Importing and Exporting Worldly Urbanism: The Challenges of Studying the Global Circulation of City Models, Best Practices and Imaginaries
David Sadoway and Anthony M. Levenda
Our session seeks to analyze, scrutinize and theorize the importation, exportation and appropriation of circulating urban ideas, projects and the practices of actors that make these ʻpolicy mobilitiesʼ (McCann & Ward 2012) possible. As cities examine and opt for a plethora of policies, model projects and programming from across the globe, various groups – including city governments, developers, consultancies, civil society and universities – are offering services such as thinktanking, thought leadership, urban branding, standards and metric-making, rankings, rating systems, best practices and models-in-the-making. These circulating urban policy, planning and design ideas, and coupled imaginaries, provide rich insights into questions about knowledge, power and place-making.

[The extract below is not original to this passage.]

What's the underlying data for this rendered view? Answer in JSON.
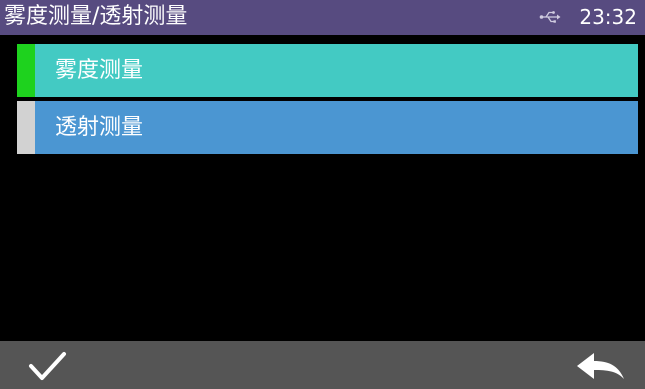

It appears to have become standard practice for cities to engage in what urban scholar Eugene McCann refers to as ʻextrospectionʼ— a mode of policy transfer that is characterized not only by the constant allure to look elsewhere, but by the desire to attract external mobile capital (i.e. financial, social or intellectual capital). Conversely too, cities, businesses, consultancies and civic groups are (hyper)actively engaging in exporting memes, schemes and dreams about urbanism. This mode of import-export urban policy development is wrapped up in the complexities of world-making and cosmopolitan ʻworldingʼ of cities (Ong & Roy 2011).
What worlds collide or what worlds are displaced when urban neighbourhoods are ʻworldedʼ or ʻworld classedʼ? What are the impacts of ʻworldly modelsʼ that touch down in cities or are ʻtested beddedʼ as place-making endeavors? What powers, knowledges, technologies, infrastructures and everyday practices make urban policies, ideas and ideals mobile and worldly? With the critical understanding that policies, projects, and urban imaginaries are both territorial and relational, these are the types of questions we seek to explore in examining the exportation/importation of urban planning memes, schemes and dreams. Our RC21 stream session invites papers, short videos, research notes, or reports on projects in-the-works, which focus on the challenges of comparative urbanism in a world awash with circulating models, best practices and more. We invite works that engage with these themes in any geographical or spatial context, but especially those that transcend and transgress across socio-economic, socio-technical, ecological and political milieus, including, those examining:
- The practices and technologies of exporting urban design, planning, and management ideas: thinktanking, branding, best practices, ranking, test bedding, model-making, etc.
- Worlding and its impacts on the urban commons, civic life and governmentality, etc.
- Worlding and world-making (Ong & Roy 2011) within and amongst cities.
- Policy mobilities (McCann 2011) and how they touch down in city-regions.
- Planning ideas that travel (Healey 2009) and their import (or export).
- Comparative or translocal urbanism (Robinson 2011, McFarlane 2013, Ward 2011, Peck 2015) as studies within, amongst and between cities.
- Comparative global urban strategizing, networking and coalition-building, etc..
- G/local urban knowledge networks/systems and assemblage urbanisms.
- Role model cities, consulting urbanism, fast urbanism, enclave urbanism & ʻsmart citiesʼ.